Each coefficient is thus represented by a pair of codes in the data stream, the first being a Huffman code translateable to a 4 bit PCM code, and the second an n-bit PCM code, where n is specified by the first 4 bit PCM code. The T.81 standard calls the first in each pair the "Huffman code" and the second the "extra bits". They are sometimes called, rather confusingly, the "variable length code" and the "variable length integer".

Note that most of the compression occurs in the transition to the fourth column above, through the removal of the excess sign bits of the column index. The Huffman table mapping in this example has saved an additional eight bits compared to a simple pairing of the 4 bit row index with the "extra bits" column index. In practice most JPEG images are compressed with medium-to-low qualities and rarely require indexing above row 7. In these cases the row index could be contained in 3 bit PCM and Huffman encoding would save very little indeed. On the other hand, if all the row indices are required with roughly equal probabilities, such as would occur with higher qualities or images composed of 12 bit pixels, Huffman encoding will again provide no benefit and probably increase the number of bits required. The T.81 standard itself warns that Huffman coding may not provide compression for 12 bit images.

Under DAKX compression with typical rules, the bitstream encoding these same DC coefficients might be

(Encode 1,2,-1,0,2,3,-3 with an initial field width of 2, minimum width 2)

    01  (1, keep width 2, the minimum)
    10  (expand code, increment width to 3)
    010 (2, keep width 3, since 2 can not be represented in 2 bits)
    111 (-1, width drops to 2, since -1 could be represented in 2 bits)
    00  (0, width stays at 2, the minimum width)
    10  (expand code, width now 3)
    010 (2, width stays at 3, since 2 can not be represented in 2 bits)
    011 (3, width stays at 3, since 3 can not be represented in 2 bits)
    101 (-3, width stays at 3, since -3 can not be represented in 2 bits)
which requires only 23 bits to represent the same information.

The AC coefficients are processed in a similar fashion through F.1 but with a "two-dimensional" Huffman code specifying, besides the row index, a run length of preceding zero coefficients.
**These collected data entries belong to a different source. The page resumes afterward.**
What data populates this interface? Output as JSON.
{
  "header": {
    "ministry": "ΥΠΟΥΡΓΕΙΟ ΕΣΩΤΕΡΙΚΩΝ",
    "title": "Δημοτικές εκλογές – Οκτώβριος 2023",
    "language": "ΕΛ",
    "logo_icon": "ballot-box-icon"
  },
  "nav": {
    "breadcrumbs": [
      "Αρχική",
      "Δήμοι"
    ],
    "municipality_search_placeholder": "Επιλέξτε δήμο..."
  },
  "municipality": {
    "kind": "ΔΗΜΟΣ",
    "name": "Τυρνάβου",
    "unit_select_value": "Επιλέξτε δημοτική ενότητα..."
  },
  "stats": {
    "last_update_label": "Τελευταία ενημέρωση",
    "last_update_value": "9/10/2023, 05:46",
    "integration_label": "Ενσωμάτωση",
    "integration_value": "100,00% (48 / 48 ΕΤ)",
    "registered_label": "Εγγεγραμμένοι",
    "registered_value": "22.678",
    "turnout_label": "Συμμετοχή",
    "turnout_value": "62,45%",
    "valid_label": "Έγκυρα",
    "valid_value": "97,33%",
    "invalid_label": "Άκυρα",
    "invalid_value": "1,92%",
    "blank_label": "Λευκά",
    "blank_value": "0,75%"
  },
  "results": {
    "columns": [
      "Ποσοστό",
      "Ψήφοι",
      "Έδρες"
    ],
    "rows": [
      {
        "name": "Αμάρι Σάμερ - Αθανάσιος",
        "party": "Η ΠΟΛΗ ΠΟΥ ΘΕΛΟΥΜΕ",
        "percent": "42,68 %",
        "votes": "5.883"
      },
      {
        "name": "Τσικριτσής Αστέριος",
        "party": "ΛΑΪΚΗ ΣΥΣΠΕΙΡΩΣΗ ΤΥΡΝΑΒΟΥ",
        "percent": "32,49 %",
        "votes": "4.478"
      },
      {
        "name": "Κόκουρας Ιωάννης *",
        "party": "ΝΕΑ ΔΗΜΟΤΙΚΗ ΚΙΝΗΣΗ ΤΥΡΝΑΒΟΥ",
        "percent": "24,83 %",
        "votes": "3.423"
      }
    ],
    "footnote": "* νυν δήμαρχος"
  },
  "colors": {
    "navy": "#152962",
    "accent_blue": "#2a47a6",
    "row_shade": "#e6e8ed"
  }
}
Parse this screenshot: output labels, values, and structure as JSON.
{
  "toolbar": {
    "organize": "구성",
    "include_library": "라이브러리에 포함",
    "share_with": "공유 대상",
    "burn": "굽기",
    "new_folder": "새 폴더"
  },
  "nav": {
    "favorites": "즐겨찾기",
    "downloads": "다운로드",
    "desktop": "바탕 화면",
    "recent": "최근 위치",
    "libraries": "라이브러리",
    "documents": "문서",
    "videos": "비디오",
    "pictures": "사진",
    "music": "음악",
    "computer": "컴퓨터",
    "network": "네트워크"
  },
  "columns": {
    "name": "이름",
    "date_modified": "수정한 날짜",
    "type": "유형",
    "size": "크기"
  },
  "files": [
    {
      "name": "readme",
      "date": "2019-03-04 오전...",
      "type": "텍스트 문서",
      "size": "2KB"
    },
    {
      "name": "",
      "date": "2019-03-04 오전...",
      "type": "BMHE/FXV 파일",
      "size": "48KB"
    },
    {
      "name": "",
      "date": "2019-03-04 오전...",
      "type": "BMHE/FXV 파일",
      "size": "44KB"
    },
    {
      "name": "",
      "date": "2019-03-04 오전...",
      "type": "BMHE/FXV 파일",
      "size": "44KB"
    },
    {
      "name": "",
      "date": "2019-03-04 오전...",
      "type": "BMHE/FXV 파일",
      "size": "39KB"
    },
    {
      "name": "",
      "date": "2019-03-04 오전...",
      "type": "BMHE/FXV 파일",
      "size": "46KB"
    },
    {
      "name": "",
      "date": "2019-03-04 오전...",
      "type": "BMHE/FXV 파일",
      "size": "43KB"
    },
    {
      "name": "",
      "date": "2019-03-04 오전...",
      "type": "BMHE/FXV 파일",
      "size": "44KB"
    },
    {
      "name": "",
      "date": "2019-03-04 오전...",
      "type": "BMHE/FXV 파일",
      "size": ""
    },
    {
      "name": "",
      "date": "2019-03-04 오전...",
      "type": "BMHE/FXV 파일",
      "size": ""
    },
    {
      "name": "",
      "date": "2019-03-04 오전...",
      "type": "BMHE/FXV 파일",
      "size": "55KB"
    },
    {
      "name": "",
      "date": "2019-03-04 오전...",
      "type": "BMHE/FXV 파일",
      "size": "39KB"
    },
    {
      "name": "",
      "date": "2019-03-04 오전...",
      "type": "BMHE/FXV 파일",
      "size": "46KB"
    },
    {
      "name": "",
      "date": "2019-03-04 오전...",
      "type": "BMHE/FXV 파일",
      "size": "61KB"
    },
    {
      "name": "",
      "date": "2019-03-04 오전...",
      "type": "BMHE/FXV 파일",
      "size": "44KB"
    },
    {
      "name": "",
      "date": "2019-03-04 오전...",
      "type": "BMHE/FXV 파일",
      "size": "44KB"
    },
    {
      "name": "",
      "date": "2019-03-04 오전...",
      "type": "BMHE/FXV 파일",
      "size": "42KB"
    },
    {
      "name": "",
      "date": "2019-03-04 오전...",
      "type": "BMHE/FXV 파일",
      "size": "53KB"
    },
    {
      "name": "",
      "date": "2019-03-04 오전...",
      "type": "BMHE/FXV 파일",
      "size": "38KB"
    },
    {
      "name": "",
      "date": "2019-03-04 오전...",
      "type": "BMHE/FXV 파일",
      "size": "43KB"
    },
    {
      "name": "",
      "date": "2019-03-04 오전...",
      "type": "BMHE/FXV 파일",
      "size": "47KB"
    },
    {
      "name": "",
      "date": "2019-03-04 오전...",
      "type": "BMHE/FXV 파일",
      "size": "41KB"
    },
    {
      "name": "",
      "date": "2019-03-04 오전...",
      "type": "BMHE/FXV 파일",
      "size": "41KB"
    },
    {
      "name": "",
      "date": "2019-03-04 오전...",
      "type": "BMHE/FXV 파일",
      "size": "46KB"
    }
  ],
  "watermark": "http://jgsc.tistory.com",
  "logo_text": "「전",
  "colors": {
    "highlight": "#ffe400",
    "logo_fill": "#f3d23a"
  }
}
With average-quality images this gives very efficient compression, as many of the AC coefficients will zero. When higher quality is required, e.g. the ability to view magnified areas without detecting the block structure, this rapidly becomes less efficient, often becoming worse than no compression at all. For each image there is usually a quality above which the lossless methods are favorable.